A proposito della nomina di Di Maggio, Loris D’Ambrosio che pure lavorava al ministero al tempo delle stragi, ha detto: «Credo che tutto sia nato tra Pomodoro e Ferraro, cioè Pomodoro-Ferraro-Di Maggio», ma dalle testimonianze delle due funzionarie chiamate in causa, cioè Pomodoro e Ferraro, non risulta. Il nodo di quella nomina, dunque, non è stato sciolto. In realtà Di Maggio sarebbe dovuto approdare al ministero quando Falcone era ancora vivo, nonostante tra i due ci fossero stati dissidi soprattutto dopo il fallito attentato dell’Addaura (al quale Di Maggio, all’epoca in servizio presso l’Alto commissariato antimafia, non fece mistero di non dare molto credito). Poi, morto Falcone, arrivò al Dap. «Per quello che ha detto a me — ha spiegato Liliana Ferraro — era convinto che non solo bisognava trovare gli assassini di Giovanni Falcone e Paolo Borsellino, ma che quello era il momento per sconfiggere Cosa Nostra, e che le carceri avevano un’importanza molto grande, nel senso che sul carcerario bisognava lavorare molto».

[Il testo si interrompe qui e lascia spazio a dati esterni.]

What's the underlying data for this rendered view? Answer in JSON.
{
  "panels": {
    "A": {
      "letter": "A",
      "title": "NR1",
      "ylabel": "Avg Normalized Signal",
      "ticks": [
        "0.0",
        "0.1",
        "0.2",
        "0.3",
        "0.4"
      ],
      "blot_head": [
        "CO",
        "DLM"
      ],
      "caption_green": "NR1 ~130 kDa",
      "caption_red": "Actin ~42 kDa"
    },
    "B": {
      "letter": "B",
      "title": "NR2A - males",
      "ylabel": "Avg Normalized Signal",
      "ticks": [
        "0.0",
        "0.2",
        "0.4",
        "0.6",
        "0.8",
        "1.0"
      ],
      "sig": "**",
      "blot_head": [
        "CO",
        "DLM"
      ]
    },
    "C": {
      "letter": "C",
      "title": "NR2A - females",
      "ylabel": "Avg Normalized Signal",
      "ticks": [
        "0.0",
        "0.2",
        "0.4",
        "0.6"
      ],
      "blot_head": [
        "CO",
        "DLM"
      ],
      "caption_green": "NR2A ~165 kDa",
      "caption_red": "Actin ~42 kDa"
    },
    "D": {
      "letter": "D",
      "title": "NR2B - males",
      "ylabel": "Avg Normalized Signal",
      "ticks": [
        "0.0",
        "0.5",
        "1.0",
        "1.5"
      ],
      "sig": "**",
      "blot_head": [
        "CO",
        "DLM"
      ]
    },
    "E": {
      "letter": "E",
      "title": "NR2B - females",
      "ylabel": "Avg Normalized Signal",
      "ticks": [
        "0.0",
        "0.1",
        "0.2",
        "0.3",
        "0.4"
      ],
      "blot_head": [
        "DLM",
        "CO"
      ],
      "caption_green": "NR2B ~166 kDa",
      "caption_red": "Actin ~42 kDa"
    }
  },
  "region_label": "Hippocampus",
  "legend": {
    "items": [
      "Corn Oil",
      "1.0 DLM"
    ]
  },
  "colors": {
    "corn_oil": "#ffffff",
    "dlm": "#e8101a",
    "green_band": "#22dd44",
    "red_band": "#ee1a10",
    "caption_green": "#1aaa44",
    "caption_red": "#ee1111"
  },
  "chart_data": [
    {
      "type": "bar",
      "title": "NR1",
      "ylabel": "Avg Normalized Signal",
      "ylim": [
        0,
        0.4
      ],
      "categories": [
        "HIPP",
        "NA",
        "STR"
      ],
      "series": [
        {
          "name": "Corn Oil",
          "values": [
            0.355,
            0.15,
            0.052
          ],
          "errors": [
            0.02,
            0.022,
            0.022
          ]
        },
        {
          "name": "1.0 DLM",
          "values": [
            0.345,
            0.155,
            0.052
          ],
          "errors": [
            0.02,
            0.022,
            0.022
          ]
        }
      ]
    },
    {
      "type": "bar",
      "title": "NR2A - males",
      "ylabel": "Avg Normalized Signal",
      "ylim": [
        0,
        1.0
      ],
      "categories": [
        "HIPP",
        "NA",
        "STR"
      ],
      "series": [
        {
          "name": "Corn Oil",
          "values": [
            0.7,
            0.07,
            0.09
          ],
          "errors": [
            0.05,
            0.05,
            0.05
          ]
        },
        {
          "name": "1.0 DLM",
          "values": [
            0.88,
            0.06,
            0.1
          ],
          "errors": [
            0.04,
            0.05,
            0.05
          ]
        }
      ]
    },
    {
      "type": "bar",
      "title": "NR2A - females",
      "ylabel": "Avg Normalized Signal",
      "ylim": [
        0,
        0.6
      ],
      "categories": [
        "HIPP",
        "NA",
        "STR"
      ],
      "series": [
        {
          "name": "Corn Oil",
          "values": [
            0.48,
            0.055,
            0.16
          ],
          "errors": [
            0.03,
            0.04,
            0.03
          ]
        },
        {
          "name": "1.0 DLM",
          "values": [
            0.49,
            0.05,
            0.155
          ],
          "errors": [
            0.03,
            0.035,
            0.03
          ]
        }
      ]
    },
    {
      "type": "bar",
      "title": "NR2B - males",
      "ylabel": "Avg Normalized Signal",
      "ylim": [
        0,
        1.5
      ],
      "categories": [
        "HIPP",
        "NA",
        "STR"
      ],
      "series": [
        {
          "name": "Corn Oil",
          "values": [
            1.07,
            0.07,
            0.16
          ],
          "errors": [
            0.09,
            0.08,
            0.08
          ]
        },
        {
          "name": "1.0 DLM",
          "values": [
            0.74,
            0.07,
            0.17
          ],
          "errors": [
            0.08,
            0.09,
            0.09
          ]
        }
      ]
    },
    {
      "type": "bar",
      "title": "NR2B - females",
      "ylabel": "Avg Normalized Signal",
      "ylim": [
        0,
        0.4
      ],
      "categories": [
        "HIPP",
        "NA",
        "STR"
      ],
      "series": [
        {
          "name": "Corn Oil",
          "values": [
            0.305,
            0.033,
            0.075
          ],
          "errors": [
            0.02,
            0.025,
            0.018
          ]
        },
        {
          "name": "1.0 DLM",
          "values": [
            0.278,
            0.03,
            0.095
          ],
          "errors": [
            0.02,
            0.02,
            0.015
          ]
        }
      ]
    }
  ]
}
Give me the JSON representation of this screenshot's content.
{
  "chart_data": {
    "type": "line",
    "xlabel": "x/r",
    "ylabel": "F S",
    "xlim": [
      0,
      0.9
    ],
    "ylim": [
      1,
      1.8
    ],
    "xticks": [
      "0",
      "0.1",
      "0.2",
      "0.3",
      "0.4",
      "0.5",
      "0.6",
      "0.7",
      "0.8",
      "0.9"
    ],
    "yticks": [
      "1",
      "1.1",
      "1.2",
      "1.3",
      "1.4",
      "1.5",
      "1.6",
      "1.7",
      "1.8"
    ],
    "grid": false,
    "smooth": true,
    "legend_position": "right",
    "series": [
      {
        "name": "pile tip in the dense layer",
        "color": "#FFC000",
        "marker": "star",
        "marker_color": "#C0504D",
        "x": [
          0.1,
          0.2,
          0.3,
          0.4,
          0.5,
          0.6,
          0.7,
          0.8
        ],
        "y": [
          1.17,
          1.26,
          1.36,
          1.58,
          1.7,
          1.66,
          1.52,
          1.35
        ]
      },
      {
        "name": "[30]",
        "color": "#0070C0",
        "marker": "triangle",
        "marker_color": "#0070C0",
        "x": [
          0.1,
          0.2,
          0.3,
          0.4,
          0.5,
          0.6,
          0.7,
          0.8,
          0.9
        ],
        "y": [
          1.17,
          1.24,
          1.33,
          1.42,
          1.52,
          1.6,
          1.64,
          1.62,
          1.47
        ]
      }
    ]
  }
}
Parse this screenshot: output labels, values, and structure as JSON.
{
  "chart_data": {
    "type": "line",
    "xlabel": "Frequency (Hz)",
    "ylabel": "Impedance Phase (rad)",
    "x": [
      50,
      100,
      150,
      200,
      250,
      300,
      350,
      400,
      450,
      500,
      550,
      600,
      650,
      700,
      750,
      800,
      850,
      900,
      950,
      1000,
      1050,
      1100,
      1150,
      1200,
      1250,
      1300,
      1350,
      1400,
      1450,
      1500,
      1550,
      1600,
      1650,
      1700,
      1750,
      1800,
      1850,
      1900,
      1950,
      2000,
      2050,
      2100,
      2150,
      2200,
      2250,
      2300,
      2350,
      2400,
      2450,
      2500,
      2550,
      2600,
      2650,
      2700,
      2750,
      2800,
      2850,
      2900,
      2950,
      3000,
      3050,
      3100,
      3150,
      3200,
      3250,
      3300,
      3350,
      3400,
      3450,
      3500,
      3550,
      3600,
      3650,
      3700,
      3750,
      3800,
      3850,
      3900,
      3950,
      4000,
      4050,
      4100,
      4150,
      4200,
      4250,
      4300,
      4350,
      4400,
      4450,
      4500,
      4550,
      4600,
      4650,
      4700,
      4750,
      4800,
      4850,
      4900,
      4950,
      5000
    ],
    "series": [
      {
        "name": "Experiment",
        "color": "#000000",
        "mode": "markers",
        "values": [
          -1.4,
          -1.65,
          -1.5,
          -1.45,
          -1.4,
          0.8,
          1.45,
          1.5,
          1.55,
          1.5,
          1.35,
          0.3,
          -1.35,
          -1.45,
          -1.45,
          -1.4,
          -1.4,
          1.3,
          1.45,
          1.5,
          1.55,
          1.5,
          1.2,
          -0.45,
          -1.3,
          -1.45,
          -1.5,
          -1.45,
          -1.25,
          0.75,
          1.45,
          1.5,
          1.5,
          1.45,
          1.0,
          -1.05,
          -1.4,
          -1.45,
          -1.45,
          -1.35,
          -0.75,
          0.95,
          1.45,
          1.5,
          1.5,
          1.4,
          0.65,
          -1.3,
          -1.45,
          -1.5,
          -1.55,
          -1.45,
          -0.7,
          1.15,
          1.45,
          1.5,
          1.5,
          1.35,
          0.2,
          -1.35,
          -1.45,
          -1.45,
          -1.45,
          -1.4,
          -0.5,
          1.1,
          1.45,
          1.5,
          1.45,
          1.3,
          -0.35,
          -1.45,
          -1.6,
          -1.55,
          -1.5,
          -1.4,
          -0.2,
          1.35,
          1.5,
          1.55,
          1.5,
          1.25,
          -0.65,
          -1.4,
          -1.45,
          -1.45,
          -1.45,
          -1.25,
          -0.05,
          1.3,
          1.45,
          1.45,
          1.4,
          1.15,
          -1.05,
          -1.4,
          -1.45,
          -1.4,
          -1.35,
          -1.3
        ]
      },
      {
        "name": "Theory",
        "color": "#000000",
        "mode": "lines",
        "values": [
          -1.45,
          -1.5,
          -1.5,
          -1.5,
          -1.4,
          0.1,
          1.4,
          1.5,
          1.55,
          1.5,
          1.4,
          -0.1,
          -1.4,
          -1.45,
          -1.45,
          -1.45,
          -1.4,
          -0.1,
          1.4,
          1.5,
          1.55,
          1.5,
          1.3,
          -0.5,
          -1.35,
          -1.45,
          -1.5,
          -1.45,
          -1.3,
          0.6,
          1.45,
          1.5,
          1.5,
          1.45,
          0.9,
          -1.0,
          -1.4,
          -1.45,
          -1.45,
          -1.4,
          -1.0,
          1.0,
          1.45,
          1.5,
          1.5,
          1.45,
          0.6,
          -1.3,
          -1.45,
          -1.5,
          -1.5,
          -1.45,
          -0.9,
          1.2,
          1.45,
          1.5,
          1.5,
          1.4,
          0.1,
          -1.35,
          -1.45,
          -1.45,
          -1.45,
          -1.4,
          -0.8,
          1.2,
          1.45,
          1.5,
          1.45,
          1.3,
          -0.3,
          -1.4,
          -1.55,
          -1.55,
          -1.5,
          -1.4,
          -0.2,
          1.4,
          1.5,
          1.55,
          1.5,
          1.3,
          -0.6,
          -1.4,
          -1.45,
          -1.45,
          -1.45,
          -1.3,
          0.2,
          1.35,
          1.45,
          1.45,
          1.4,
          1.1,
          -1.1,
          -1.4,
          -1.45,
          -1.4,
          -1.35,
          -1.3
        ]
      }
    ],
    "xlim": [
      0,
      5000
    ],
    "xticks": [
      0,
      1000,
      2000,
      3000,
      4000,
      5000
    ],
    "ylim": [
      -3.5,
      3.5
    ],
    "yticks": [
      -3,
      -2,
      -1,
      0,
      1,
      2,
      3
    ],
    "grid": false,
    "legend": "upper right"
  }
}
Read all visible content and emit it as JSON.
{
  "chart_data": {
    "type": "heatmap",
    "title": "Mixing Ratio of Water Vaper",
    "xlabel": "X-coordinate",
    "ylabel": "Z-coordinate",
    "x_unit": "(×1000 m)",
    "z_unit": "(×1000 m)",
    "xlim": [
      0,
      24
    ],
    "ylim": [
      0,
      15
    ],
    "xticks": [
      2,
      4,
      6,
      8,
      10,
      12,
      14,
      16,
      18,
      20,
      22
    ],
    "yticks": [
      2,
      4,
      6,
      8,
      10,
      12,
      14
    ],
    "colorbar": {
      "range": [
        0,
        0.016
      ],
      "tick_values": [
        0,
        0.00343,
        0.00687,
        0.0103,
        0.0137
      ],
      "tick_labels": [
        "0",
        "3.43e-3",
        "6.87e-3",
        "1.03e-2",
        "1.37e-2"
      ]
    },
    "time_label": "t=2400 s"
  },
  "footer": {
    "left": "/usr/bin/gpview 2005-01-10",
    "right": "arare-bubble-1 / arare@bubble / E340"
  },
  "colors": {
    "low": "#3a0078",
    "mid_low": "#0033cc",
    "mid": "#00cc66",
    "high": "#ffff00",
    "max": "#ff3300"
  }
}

Un sostenitore convinto del «carcere duro», insomma; amico di Mori e di altri carabinieri come Subranni e Bonaventura, passato al servizio segreto militare. Tuttavia, a fine ottobre ’93, ci furono le mancate proroghe dei «41 bis» per oltre trecento detenuti. Decise da Conso «in solitudine», ha detto l’ex ministro, ma in realtà suggerite da un appunto firmato da Capriotti (che però non ricorda chi e perché glielo fece firmare) subito dopo il suo arrivo.
Nell’elenco di coloro che furono ammessi a un regime di detenzione più morbido figurano tre capimandamento mafiosi come Antonino Geraci, Giuseppe Gaeta e Giuseppe Farinella, rispettivamente responsabili delle cosche di Partinico, Caccamo e San Mauro Castelverde. Ci sono poi altri nomi noti alle cronache come Vito Vitale, Giovanni Prestifilippo, Francesco Scrima e Francesco Spadaro. In tutto, i mafiosi veri o presunti di un certo livello che sfuggirono al «carcere duro» — secondo un’analisi svolta dalla Direzione investigativa antimafia — sono venti. A essi vanno aggiunti dieci appartenenti ai clan della camorra, nove esponenti della ‘ndrangheta e sei della Sacra corona unita pugliese. In totale 45 detenuti «con qualifiche apicali». Che siano pochi o tanti, nell’ottica della trattativa che avrebbe portato a questo risultato, dipende dai punti di vista.